DEAF MUTES AT DANCE.~ They Feel Music, Floor Carrying Vibrations to Their Feet.

February 9, 1910
DEAF MUTES AT DANCE.

They Feel Music, Floor Carrying
Vibrations to Their Feet.

Deaf and dumb people are "like the rest of us" except that they dwell apart in a world where there is eternal silence. Just because their language is not ours it does not mean that they do not have a good time occasionally, a truism which was demonstrated last night when seventy of them had a genuine masked ball in the A. O. U. W. hall at Ninth street and Michigan avenue.

The few visitors who attended the hop saw exactly what anyone sees at a function of this kind -- men and women gaily disporting themselves in all kinds of ludicrous costumes. There were smiles and laughter, perhaps, even, flirtations. The eyes behind the ashen mask of the clown sparked brightly through the peep holes at the lustrous orbs of the queen of spades or the kilted chorus girl. Only the hands, quick, sentient members that fluttered constantly, telling stories the tongue was intended to convey. Outside of this slight difference it was all that could be expected of a masked ball.

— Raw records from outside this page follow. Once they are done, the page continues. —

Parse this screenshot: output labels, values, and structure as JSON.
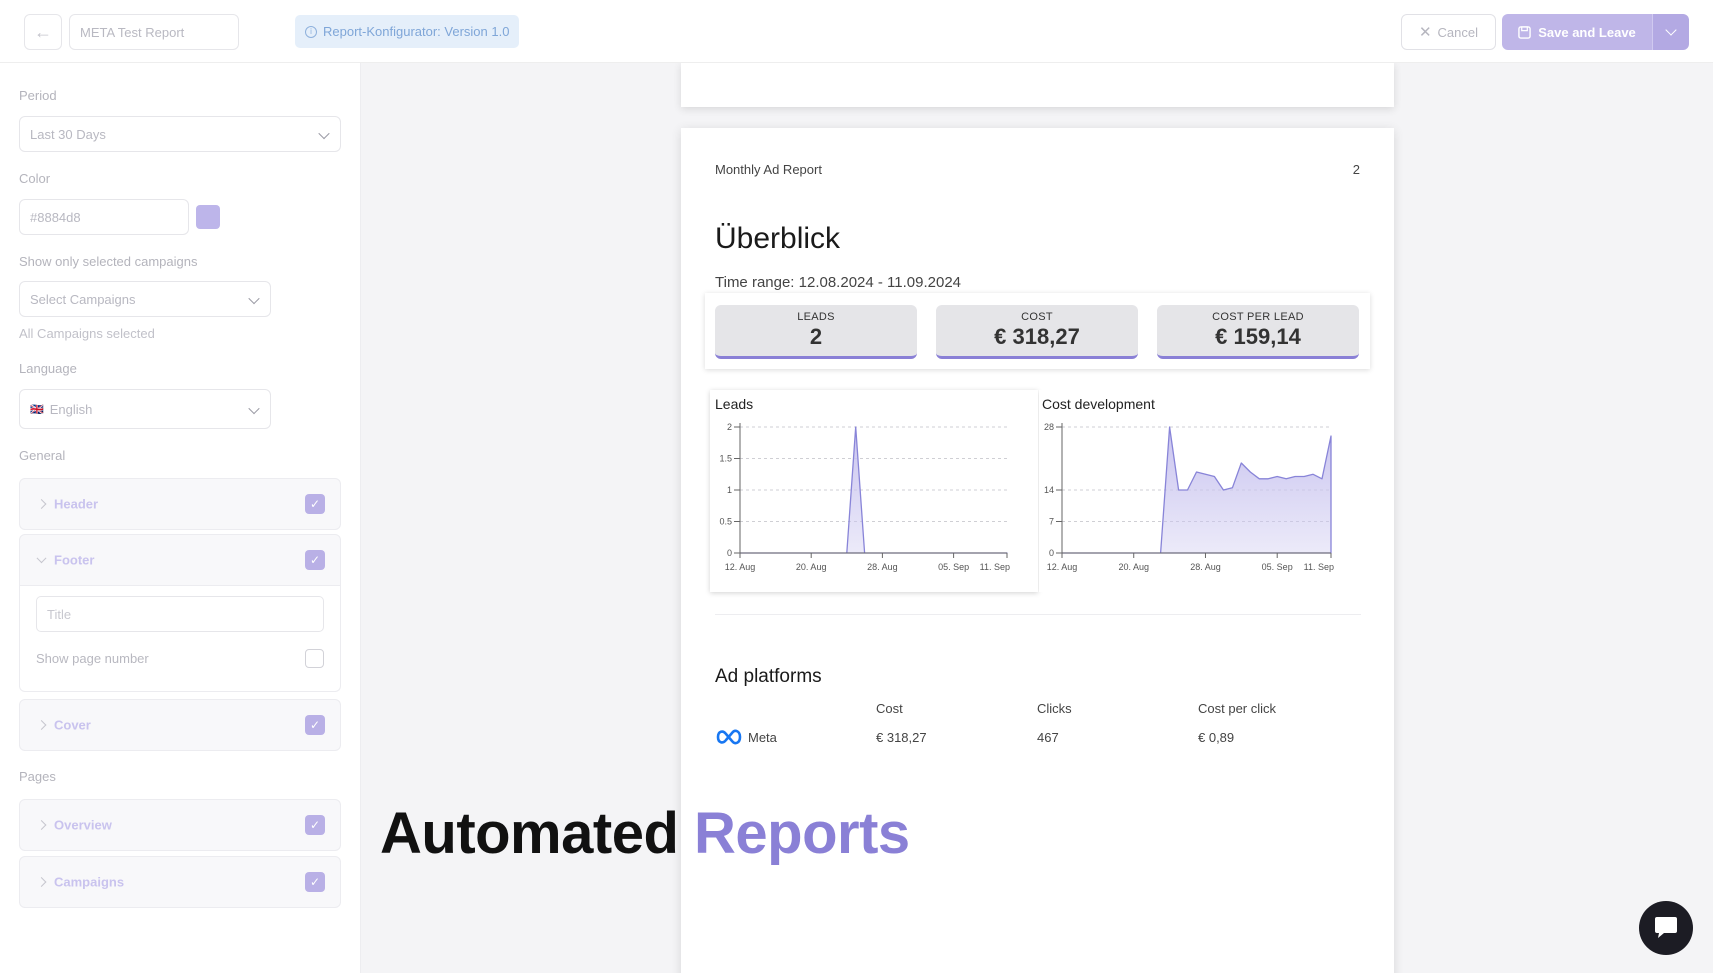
{
  "topbar": {
    "report_name": "META Test Report",
    "version_badge": "Report-Konfigurator: Version 1.0",
    "cancel_label": "Cancel",
    "save_label": "Save and Leave"
  },
  "sidebar": {
    "period_label": "Period",
    "period_value": "Last 30 Days",
    "color_label": "Color",
    "color_value": "#8884d8",
    "campaigns_label": "Show only selected campaigns",
    "campaigns_placeholder": "Select Campaigns",
    "campaigns_hint": "All Campaigns selected",
    "language_label": "Language",
    "language_flag": "🇬🇧",
    "language_value": "English",
    "general_label": "General",
    "header_label": "Header",
    "footer_label": "Footer",
    "footer_title_placeholder": "Title",
    "show_page_number_label": "Show page number",
    "cover_label": "Cover",
    "pages_label": "Pages",
    "overview_label": "Overview",
    "campaigns_page_label": "Campaigns"
  },
  "report": {
    "header_title": "Monthly Ad Report",
    "page_number": "2",
    "section_title": "Überblick",
    "time_range": "Time range: 12.08.2024 - 11.09.2024",
    "kpis": [
      {
        "label": "LEADS",
        "value": "2"
      },
      {
        "label": "COST",
        "value": "€ 318,27"
      },
      {
        "label": "COST PER LEAD",
        "value": "€ 159,14"
      }
    ],
    "ad_platforms_title": "Ad platforms",
    "ad_columns": [
      "Cost",
      "Clicks",
      "Cost per click"
    ],
    "ad_rows": [
      {
        "platform": "Meta",
        "cost": "€ 318,27",
        "clicks": "467",
        "cpc": "€ 0,89"
      }
    ]
  },
  "overlay": {
    "word1": "Automated",
    "word2": "Reports"
  },
  "colors": {
    "accent": "#8884d8",
    "accent_fill": "#c9c4ef"
  },
  "chart_data": [
    {
      "type": "area",
      "title": "Leads",
      "x_ticks": [
        "12. Aug",
        "20. Aug",
        "28. Aug",
        "05. Sep",
        "11. Sep"
      ],
      "y_ticks": [
        "0",
        "0.5",
        "1",
        "1.5",
        "2"
      ],
      "ylim": [
        0,
        2
      ],
      "days": 31,
      "values": [
        0,
        0,
        0,
        0,
        0,
        0,
        0,
        0,
        0,
        0,
        0,
        0,
        0,
        2,
        0,
        0,
        0,
        0,
        0,
        0,
        0,
        0,
        0,
        0,
        0,
        0,
        0,
        0,
        0,
        0,
        0
      ]
    },
    {
      "type": "area",
      "title": "Cost development",
      "x_ticks": [
        "12. Aug",
        "20. Aug",
        "28. Aug",
        "05. Sep",
        "11. Sep"
      ],
      "y_ticks": [
        "0",
        "7",
        "14",
        "28"
      ],
      "ylim": [
        0,
        28
      ],
      "days": 31,
      "values": [
        0,
        0,
        0,
        0,
        0,
        0,
        0,
        0,
        0,
        0,
        0,
        0,
        28,
        14,
        14,
        18,
        17.5,
        17,
        14,
        14.5,
        20,
        18,
        16.5,
        16.5,
        17,
        16.5,
        17,
        17,
        17.5,
        16.5,
        26
      ]
    }
  ]
}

Miss Mary Annett was the funniest girl on the floor. The three judges decided this with a single gesticulation apiece. She was petite and pretty. An outsider would not have said "funny" but "interesting" in describing her.

She was tricked out in a blue gingham union suit of enormous proportions. As she glided easily to the tune of a waltz, her feet answering in some occult fashion the vibration of the music conducted to them by the floor boards, she was often applauded, but never laughed at. Mary got a hand-painted cracker bowl as a trophy.

Mary had two sisters present who rivaled her for grace and dress. They were Elda and Edna Arnett, both older than she and able to talk.

Leslie B. Honien, dressed as Happy Hooligan, was the funniest man. Honien is a printer. He had "pied" his costume. "Pied," by the way, is a technical term meaning "generally mixed up, presumably by accident."

Others who shared in the prizes awarded were C. O. Duffield and Leonora McGinnis. Goldie Marksbury played the piano.

The remarkable thing about the dance was that everyone knew how and followed the music, despite the fact that they were unable to hear a single note. The floor carried the vibrations to their feet.

The dance was a benefit given under the auspices of the Association of the Deaf. The returns, amounting to $60, are to go to the education of the deaf and dumb.

The judges were the Rev. J. Koehler, Charles Minor and Frank Laughlin.